End Around/Reverse/Double Reverse

formermav43

250+ Posts
This is one of my biggest pet peeves while watching a game, and I wondered if anyone else cared or even noticed.

When the quarterback hands the ball directly to a receiver, this is an end around, not a reverse. Yet I constantly here commentators refer to this as a reverse. I find this mildly annoying. In order to be a reverse, the play must, by definition, "reverse" direction. The QB must either toss/hand the ball to the back on a sweep, or give to a receiver on an end around, who then gives to another receiver heading in the opposite direction. Of course, an end around is much more common than a reverse, they have similar action with a receiver carrying ball around end, and you have players, coaches, etc. yelling "reverse" to make the type of play known, so I can somewhat see this.

What really ticks me off, though, is when you do see an actual reverse. Probably 75% of the time I have seen this over the last several years, the play-by-play guy says "oh, wow, it's a double reverse." No, you moron, its not. A double reverse would require that receiver, who already got the ball from another back/receiver, to hand it to a third player running back in the original direction. This almost never occurs, it takes too long to develop. In fact, I don't know about you, but I can't recall a single game where I have seen this happen live; only 2 or 3 times in highlight reels.

Anyway, I just wanted to get that off my chest. Does this bother anyone else? Or am I just taking this way, way too seriously?
 
I would like to see Texas execute the reverse with more consistency, it seems like it takes too long to develop more often than not.
 
thats because the reverse is a slow developing play. its mean to draw guys to one side of the field, and give them time to get there and take themsleves out of the play. even on quick option reverses or WR motion reverses, you have to sell that original fake
 
it depends. When they have the right people actually running the reverse (Jamaal, Shipley, RT, Hales) it works no matter how long it takes to develop. But when they put in guys like Tony Jeffries it never, never works. I will never understand why they had Tony running the hitch and reverse as much as they did. Talk about frustrating to watch.
 
Reverses are pretty much always slow developing, I see this with other teams aside from Texas. Honestly, if a defense is playing good assignment defense, or if they're just selling out to one side, a reverse will not work and in fact it usually gets buried. That's why, IMO, the reverse is not something you just run for the sake of "keeping teams off balance". You run it when you see that they're going to be vulnerable to it.
 
What if the QB takes the snap and rolls out to one side and pitches the ball to a WR coming back the other way ?
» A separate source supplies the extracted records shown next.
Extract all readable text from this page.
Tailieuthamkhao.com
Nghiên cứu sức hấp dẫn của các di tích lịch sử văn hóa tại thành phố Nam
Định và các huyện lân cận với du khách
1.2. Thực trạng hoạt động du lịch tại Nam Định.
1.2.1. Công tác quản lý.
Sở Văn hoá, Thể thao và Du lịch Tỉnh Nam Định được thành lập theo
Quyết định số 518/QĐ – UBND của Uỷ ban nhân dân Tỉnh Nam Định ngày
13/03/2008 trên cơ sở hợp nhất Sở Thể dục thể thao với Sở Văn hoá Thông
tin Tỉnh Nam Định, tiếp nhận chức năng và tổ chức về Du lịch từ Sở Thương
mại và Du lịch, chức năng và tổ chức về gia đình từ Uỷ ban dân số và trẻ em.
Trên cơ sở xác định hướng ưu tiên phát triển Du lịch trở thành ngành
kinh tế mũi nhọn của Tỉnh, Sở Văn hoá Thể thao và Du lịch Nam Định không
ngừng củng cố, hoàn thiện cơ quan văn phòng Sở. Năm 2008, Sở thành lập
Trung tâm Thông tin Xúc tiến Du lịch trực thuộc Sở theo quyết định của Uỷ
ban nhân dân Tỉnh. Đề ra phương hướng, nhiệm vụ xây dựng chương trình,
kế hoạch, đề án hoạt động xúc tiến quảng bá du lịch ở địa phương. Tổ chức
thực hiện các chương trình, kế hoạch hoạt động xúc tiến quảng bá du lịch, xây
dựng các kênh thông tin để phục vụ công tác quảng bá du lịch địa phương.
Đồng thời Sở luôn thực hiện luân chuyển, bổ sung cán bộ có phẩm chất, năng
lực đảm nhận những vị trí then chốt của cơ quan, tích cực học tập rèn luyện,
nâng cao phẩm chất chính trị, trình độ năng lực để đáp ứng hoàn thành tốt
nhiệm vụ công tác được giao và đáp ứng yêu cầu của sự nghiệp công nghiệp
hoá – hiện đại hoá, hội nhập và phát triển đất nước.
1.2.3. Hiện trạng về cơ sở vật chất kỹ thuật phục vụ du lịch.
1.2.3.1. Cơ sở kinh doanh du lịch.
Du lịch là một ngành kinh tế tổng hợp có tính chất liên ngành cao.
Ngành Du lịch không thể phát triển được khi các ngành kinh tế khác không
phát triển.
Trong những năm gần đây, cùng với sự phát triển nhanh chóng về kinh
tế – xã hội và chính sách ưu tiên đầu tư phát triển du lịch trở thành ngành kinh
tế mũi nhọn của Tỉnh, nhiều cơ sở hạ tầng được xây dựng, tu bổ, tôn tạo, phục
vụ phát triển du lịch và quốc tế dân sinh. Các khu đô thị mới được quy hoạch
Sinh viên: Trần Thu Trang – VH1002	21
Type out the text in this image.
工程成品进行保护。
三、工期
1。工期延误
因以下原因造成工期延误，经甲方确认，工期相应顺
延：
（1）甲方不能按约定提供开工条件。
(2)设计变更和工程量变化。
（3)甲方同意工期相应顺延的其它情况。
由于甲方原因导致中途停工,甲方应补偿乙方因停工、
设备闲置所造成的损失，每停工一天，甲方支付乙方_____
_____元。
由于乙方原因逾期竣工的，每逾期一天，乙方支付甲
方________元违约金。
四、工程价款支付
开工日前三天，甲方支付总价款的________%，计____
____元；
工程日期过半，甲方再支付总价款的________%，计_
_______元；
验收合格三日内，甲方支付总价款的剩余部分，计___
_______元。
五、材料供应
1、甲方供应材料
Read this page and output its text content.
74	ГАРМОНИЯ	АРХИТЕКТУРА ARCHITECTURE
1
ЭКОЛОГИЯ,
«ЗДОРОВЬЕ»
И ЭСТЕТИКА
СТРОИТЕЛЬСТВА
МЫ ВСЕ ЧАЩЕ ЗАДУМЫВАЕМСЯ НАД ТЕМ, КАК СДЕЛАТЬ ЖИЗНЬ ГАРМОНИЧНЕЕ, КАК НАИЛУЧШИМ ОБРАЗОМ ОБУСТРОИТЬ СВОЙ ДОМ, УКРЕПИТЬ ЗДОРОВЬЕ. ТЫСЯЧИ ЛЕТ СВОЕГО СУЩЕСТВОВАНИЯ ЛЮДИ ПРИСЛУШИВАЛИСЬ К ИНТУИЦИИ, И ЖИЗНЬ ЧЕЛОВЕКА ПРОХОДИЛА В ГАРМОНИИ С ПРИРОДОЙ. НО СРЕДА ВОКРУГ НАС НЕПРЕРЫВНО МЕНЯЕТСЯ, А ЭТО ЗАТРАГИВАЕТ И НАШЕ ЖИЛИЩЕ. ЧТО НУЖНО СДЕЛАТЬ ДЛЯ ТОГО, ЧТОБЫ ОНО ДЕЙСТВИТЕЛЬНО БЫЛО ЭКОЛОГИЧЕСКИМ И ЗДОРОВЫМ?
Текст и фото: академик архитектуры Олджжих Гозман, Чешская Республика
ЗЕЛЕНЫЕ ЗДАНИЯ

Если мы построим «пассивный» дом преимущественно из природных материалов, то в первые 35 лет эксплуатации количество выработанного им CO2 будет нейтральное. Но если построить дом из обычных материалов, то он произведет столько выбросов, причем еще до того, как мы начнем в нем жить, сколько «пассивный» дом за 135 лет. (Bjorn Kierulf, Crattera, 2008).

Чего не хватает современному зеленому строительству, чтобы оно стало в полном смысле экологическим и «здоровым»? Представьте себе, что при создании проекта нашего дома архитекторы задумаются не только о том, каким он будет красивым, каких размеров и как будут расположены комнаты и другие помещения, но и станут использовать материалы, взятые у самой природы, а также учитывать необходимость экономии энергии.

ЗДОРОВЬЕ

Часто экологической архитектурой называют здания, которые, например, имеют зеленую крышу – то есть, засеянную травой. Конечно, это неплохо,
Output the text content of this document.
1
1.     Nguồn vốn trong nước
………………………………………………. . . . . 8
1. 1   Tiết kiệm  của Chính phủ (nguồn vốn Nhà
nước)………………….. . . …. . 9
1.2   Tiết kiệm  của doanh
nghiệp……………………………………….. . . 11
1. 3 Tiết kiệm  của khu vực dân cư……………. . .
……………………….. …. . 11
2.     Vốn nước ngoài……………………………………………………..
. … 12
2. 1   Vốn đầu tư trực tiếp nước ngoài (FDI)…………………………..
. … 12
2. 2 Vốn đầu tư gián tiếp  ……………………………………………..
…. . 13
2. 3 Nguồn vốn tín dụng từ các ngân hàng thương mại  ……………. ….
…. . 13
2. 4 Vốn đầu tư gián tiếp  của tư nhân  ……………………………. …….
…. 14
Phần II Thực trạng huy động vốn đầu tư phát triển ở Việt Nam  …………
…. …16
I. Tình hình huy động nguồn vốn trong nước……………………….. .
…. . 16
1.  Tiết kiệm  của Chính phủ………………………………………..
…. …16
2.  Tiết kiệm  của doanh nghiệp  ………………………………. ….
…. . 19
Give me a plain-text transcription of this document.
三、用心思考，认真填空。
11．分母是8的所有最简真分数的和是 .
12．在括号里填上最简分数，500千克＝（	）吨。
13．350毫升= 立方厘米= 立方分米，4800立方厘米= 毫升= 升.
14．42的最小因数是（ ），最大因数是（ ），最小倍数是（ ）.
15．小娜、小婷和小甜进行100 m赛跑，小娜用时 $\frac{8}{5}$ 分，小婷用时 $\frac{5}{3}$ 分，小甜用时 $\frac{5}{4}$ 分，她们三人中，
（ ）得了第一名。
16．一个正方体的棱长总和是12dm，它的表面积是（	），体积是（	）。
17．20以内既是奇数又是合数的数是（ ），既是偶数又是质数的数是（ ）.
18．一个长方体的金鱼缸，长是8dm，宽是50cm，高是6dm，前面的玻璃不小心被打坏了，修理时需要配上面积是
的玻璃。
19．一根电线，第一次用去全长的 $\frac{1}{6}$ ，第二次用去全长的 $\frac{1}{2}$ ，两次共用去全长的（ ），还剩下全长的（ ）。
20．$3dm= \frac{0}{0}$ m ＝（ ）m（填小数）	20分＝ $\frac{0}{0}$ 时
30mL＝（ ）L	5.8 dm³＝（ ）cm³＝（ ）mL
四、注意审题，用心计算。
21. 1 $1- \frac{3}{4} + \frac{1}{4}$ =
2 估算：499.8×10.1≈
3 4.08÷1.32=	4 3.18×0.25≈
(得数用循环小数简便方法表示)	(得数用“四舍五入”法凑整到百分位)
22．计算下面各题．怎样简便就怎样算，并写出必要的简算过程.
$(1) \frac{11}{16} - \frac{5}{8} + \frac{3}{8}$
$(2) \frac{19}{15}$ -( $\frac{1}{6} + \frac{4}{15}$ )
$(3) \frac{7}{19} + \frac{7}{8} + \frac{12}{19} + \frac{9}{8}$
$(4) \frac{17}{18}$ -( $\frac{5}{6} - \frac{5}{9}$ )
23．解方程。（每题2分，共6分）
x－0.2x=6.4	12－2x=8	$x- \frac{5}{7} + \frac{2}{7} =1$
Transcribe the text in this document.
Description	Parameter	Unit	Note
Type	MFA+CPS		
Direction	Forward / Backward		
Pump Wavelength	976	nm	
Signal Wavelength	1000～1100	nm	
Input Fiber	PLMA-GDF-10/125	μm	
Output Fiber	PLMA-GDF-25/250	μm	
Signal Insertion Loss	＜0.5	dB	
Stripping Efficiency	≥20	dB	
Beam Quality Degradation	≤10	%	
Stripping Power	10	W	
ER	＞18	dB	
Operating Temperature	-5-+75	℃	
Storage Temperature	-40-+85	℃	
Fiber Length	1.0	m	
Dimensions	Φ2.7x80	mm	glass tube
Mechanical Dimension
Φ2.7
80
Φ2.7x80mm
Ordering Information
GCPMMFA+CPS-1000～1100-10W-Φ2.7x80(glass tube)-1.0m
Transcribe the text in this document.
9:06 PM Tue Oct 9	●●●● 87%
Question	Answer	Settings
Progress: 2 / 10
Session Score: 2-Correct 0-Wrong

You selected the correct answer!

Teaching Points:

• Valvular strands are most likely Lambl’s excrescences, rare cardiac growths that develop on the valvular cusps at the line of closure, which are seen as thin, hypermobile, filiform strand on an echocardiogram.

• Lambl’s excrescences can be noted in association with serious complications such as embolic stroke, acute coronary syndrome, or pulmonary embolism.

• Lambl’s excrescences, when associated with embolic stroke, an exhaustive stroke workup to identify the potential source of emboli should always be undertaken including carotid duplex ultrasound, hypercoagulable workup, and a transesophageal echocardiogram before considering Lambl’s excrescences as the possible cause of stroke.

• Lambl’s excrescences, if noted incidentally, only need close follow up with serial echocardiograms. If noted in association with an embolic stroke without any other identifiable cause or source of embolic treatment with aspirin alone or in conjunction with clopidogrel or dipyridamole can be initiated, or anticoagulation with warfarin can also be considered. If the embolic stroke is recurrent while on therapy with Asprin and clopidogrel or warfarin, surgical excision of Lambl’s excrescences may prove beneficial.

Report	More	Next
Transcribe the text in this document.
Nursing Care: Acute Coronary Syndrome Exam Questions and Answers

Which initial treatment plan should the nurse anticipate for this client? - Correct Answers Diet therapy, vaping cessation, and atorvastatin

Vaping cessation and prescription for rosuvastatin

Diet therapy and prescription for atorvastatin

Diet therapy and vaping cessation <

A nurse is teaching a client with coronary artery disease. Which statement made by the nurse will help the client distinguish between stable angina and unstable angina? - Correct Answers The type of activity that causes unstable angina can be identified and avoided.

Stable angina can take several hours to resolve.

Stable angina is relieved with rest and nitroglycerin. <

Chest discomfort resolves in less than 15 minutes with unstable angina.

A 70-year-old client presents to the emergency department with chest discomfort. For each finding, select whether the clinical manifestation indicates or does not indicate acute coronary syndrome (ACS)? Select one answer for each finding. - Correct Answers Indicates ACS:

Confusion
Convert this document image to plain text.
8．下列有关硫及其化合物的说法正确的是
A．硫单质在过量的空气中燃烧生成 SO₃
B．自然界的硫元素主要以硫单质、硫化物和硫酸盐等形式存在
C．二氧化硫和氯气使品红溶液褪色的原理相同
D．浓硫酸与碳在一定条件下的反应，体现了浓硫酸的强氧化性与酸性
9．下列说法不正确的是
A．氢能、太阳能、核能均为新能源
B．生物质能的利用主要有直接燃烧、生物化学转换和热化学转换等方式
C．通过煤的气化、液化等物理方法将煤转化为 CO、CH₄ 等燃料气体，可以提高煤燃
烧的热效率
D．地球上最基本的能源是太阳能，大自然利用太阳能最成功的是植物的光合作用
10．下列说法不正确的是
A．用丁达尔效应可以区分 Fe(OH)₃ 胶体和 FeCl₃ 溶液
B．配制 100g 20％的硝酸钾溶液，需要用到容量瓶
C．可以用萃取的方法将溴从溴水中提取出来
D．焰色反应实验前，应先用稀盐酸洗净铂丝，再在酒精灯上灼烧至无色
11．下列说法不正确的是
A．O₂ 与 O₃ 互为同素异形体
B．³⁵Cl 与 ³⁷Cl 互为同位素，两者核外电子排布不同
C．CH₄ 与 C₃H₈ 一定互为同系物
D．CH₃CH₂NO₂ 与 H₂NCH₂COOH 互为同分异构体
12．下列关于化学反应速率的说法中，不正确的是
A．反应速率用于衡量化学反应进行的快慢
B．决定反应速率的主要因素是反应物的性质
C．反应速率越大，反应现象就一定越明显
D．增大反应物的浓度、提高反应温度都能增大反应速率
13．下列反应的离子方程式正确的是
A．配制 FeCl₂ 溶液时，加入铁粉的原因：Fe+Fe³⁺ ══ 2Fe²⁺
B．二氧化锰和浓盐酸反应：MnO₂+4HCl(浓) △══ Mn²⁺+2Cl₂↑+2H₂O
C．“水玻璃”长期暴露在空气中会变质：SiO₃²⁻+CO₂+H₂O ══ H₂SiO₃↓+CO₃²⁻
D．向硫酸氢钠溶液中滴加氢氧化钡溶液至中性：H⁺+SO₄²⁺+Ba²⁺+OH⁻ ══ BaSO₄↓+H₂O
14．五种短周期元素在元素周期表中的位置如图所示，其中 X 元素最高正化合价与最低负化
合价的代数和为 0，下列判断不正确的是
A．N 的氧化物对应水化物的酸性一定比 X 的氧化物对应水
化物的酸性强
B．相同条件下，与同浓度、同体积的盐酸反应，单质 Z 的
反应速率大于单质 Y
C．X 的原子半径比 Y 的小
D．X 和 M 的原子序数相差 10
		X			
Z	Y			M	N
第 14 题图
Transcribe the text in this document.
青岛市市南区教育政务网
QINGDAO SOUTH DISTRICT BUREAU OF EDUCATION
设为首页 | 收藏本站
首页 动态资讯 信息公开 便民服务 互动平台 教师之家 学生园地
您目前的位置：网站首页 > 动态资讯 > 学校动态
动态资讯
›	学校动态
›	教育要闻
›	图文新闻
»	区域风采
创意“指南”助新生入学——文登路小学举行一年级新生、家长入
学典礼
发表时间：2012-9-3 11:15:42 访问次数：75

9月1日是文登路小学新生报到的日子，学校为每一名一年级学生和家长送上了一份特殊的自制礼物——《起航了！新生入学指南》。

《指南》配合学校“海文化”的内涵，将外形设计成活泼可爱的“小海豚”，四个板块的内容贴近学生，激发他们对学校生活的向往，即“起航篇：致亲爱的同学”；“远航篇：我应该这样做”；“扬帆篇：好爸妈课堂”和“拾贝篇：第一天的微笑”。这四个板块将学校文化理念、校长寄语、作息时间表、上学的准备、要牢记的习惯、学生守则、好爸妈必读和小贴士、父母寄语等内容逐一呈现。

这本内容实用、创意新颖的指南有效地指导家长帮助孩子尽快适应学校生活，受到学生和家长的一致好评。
Technically that is a reverse since the ball started one way and then came back to the other side. You rarely see QB just standing there with the ball and then handing to a WR coming around for what would then be an end around. If the ball has any motion to one side and then the other that is a reverse.
 
I agree with the OP, and everyone around me gets tired of hearing me complain about it when we all hear it on TV or radio. The old type of reverse was when a receiver got the ball from a runningback following a handoff or pitch, thus reversing the direction of the play and forcing the defense to turn and follow the other direction. You don't see that very often anymore, and instead see the simple end around following play-action. I cringe every time an announcer calls that play a reverse. Glad I'm not the only one.
 
I seem to recall Penn State hitting Texas with an end around+reverse that broke the Fiesta Bowl wide open.

And that sumbitch Keith Jackson was the most devastating end around runner I have ever seen in college. Did he ever not score on that play?
 
I agree with the OP, as well as the poster who stated that the QB can start the play one way and then handoff/pitch to the WR or back going the opposite direction. But when the QB just reverses out from under center and hands off to the WR - that's an end around and not a reverse. It does annoy me when the announcers can't get the basics of football correct.

It's kind of like when some news reporter says that a criminal defendant has plead "innocent". No one in the history of American jurisprudence has ever plead innocent because it's not one of the three choices: guilty, not guilty or no contest.
 
Wow... I see it's still the offseason. Carry on.

zzz.gif
 
a) Shuttle Pass
b) Shovel Pass
c) Shuffle Pass
d) Super Bowl Shuffle Pass
e) all of the above if Brett Robin is on the field.